Fig. 2.

Cell Growth and Proteasomal Chymotrypsin-like Activity. (A) Growth rate is attenuated with increasing O₂ culturing concentration. Cells were seeded at 1 × 10⁵ in 6-well plates at either 5%, 21%, or 40% O₂, with 3 replicates (n = 3) per oxygen concentration. After 3 days of incubation, cells were washed twice with PBS, detached with trypsin, and counted with a hemocytometer. (B) Pretreatment with 1.0 μM H₂O₂ (per 500,000 cells) results in a protective effect against a subsequent challenge dose of 3.0 mM H₂O₂ per 500,000 cells, in MEFs cultured at 5% O₂ but not in MEFs cultured at 40% O₂. Cells were either cultured at control conditions of 5% oxygen (5%), 40% oxygen for 2 weeks (40%), or cultured at 40% oxygen and then transferred back to 5% for 2 weeks to de-adapt the cell lines before assays.
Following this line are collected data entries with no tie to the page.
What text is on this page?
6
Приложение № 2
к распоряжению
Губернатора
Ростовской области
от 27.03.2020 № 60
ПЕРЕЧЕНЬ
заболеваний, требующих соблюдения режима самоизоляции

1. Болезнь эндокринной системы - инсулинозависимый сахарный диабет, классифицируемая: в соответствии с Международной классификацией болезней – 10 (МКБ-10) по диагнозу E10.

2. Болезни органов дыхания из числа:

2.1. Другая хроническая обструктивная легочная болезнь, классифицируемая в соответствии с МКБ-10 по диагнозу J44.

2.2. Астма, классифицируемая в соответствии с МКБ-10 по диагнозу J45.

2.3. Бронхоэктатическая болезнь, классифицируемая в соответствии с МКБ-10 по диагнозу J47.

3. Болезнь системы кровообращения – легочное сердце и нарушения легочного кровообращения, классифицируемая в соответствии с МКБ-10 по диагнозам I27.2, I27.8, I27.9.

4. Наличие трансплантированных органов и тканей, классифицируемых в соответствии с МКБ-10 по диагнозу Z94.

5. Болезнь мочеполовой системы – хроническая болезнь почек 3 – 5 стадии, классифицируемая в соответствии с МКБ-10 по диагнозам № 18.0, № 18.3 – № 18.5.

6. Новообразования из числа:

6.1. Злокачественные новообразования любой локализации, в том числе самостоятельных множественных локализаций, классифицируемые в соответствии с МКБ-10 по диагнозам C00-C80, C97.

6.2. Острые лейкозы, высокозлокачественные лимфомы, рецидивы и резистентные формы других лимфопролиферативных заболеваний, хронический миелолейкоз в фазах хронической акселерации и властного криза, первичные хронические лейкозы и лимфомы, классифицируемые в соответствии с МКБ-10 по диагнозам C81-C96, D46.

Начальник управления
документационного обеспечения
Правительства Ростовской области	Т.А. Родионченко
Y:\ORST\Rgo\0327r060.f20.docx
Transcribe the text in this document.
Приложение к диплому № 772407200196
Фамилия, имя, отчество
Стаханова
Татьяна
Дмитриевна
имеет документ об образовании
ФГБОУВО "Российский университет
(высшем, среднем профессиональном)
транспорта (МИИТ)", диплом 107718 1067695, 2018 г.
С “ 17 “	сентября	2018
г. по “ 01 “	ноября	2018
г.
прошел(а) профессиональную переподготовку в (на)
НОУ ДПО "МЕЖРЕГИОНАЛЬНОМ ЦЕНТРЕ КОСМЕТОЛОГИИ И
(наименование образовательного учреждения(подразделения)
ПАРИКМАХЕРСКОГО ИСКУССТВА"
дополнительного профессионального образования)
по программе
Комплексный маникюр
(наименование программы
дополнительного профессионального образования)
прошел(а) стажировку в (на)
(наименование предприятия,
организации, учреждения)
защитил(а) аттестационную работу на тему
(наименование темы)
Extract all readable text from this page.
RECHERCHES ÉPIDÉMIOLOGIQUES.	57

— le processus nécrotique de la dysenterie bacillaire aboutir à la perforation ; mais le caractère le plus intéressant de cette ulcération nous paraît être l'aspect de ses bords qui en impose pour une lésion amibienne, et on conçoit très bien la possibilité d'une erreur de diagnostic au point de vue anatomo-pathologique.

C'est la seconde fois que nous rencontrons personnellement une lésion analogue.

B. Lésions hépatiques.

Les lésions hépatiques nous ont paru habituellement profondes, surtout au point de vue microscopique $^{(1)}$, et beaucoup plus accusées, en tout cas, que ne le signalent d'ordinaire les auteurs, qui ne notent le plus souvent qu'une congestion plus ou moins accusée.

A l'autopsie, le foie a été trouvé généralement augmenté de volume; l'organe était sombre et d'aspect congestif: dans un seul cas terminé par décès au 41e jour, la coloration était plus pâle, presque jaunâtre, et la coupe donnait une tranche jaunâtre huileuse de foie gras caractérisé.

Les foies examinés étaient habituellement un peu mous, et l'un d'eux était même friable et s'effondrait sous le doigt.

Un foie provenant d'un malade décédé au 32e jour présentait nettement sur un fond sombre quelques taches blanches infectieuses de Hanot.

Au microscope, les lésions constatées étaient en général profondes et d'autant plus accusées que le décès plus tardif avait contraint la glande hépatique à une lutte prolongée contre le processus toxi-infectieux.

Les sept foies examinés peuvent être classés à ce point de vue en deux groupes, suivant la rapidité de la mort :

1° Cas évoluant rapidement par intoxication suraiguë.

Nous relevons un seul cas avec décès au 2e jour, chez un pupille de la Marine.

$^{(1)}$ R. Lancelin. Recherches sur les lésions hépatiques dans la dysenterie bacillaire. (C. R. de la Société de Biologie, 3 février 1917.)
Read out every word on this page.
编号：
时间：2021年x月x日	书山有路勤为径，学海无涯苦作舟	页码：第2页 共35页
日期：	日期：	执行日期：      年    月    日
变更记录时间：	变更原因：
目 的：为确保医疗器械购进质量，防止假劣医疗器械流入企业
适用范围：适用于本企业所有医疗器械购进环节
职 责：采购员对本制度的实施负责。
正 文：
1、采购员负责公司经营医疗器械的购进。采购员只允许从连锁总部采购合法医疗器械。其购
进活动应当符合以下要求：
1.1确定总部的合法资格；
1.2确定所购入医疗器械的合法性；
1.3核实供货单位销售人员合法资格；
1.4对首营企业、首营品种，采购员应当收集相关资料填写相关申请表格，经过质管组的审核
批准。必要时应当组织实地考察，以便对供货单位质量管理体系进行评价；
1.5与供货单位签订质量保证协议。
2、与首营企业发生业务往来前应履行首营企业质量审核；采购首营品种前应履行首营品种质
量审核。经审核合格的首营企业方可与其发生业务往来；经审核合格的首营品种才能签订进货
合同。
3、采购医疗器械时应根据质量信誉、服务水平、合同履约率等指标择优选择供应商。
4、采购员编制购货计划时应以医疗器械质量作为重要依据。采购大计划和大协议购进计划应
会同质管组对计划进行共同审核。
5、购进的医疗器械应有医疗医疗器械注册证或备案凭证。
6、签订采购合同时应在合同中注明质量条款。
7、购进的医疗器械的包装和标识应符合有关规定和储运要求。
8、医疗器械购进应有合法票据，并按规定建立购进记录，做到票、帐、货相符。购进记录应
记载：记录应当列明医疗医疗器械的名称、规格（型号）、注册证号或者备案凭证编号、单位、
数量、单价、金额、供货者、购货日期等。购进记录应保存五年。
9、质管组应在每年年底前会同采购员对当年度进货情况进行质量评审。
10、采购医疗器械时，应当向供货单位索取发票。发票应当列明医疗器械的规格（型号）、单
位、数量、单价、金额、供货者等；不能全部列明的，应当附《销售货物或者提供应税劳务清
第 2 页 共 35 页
Cells were pre-exposed to 1.0 μM H₂O₂ (per 500,000 cells) in a final volume of 2.0 ml in 6 well plates, for 1 h, or used as controls, and then allowed to recover for 18 h before the challenge dose. The challenge dose was administered for 1 h and cells were allowed to recover for 24 h before cell counts were taken. (C) A signaling treatment of 1.0 μM H₂O₂ (per 500,000 cells) increases proteolytic capacity in MEF's cultured at 5% O₂ but fails to increase proteolytic capacity in MEFs cultured at higher O₂ concentrations. An oxidative signaling dose of 1.0 μM H₂O₂ was administered for 1 h and cells were allowed to recover for 18 h. (D) De-adaptation to hyperoxia allows restoration of H₂O₂ adaptive responses. Cells cultured at 40% O₂ for 28 days were transferred back to 5% O₂ for 21 days. Cells were either cultured in standard media or media with 1 μM H₂O₂ (final concentration) for 1 h and then harvested 18 h after. Chymotrypsin-like activity was measured. Data are expressed as means ± standard errors and statistically significant differences are indicated as * (p < 0.05), ** (p < 0.01), *** (p < 0.001).